L’ANIA a en effet réalisé une enquête de terrain destinée à appréhender de la manière la plus fine possible les différents modèles de financement et d’activité des entreprises alimentaires, toutes tailles et secteurs d’activité confondus. Au global, plus de 150 entreprises se sont exprimées sur leurs freins financiers, leur modèle économique (orientation de l’investissement, innovation) et sur les facteurs pouvant obérer leur potentiel de croissance. Ainsi, des entreprises, le plus souvent familiales (70% des répondants) et de petite taille (83% de TPE-PME), expriment un besoin de croissance important, avec comme préalable indispensable la nécessité d’un environnement réglementaire stable et prévisible.
Les entreprises de taille modeste sont significativement plus nombreuses à ouvrir leur capital, ce qui leur offre un développement plus rapide rapporte l’association. Le financement bancaire et l’autofinancement restent les sources de financement privilégiées par les entreprises. Cependant, les entreprises de taille moins importante ont rappelé l’importance qu’elles accordaient au financement public (CIR, aides publiques, avances remboursables…), tandis que les ETI- GE sont relativement plus nombreuses à privilégier des financements alternatifs (financement de marché notamment).

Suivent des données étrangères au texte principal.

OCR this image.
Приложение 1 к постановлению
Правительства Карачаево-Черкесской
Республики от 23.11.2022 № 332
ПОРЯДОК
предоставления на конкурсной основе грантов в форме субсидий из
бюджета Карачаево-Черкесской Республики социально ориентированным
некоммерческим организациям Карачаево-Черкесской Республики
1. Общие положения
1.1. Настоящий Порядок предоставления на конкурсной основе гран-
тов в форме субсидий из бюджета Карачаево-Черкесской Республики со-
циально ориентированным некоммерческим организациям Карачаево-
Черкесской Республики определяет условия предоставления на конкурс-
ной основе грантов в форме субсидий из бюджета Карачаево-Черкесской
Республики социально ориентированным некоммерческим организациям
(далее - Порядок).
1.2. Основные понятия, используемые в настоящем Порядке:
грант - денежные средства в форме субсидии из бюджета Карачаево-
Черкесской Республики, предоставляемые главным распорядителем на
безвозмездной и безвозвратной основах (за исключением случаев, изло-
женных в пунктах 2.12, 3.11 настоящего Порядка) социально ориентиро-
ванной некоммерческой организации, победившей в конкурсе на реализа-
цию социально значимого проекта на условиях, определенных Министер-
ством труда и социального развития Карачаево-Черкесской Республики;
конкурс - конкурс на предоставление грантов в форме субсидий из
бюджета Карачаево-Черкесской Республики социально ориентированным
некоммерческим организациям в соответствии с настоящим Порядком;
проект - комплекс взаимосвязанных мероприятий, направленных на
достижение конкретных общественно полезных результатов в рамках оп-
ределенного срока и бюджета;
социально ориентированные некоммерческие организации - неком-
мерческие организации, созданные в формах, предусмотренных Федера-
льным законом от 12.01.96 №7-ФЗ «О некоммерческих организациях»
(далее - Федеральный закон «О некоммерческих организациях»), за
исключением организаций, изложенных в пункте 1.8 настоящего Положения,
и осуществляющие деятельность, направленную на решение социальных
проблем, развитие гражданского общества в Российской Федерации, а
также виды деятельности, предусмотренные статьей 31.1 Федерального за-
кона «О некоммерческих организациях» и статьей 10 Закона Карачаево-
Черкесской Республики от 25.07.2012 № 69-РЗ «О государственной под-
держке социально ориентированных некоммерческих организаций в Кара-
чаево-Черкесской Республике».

Des difficultés au financement pour des activités liées à l’innovation

Concernant leur stratégie d’investissement, les entreprises alimentaires apparaissent globalement tournées vers l’innovation, avec toutefois des disparités par taille d’entreprises, les ETI-GE privilégient en effet davantage des investissements de modernisation. Enfin, parmi les freins à la croissance identifiés, les TPE-PME sont plus nombreuses à signaler des difficultés de financement, notamment pour des activités liées à l’innovation. Cependant, pour cette catégorie d’entreprise, les difficultés de recrutement apparaissent de loin comme le 1er facteur handicapant leur croissance. Pour les ETI-GE, la difficulté à s’adapter à des marchés extérieurs exigeants en termes de coûts, mais également les relations commerciales tendues (liens avec la GMS) sont le plus fréquemment citées comme facteur pénalisant leur activité.
Si, d’un point de vue quantitatif, le financement n’apparaît pas comme un frein majeur à la bonne tenue de l’activité des entreprises alimentaires, il joue un rôle fondamental dans la croissance de ces dernières, notamment d’un point de vue qualitatif (orientation des investissements, du business model, sélectivité des projets).
Le financement des IAA apparaît multiforme et varié, tout comme les besoins des entreprises : Les TPE/PME répondantes s’expriment davantage sur des problématiques liées au marché domestique : recrutement, attention importante apportée sur les dispositifs publics de financement, qui doivent être rendus plus simples d’accès pour les entreprises, notamment pour des activités d’innovation. Les ETI/GE répondantes s’expriment davantage sur des problématiques liées à la concurrence sur les marchés extérieurs, notamment sur des facteurs de coût. La diversité des outils de financements en France permet d’apporter des éléments de réponse à ces différents besoins, à la condition qu’ils soient bel et bien identifiés par les entreprises.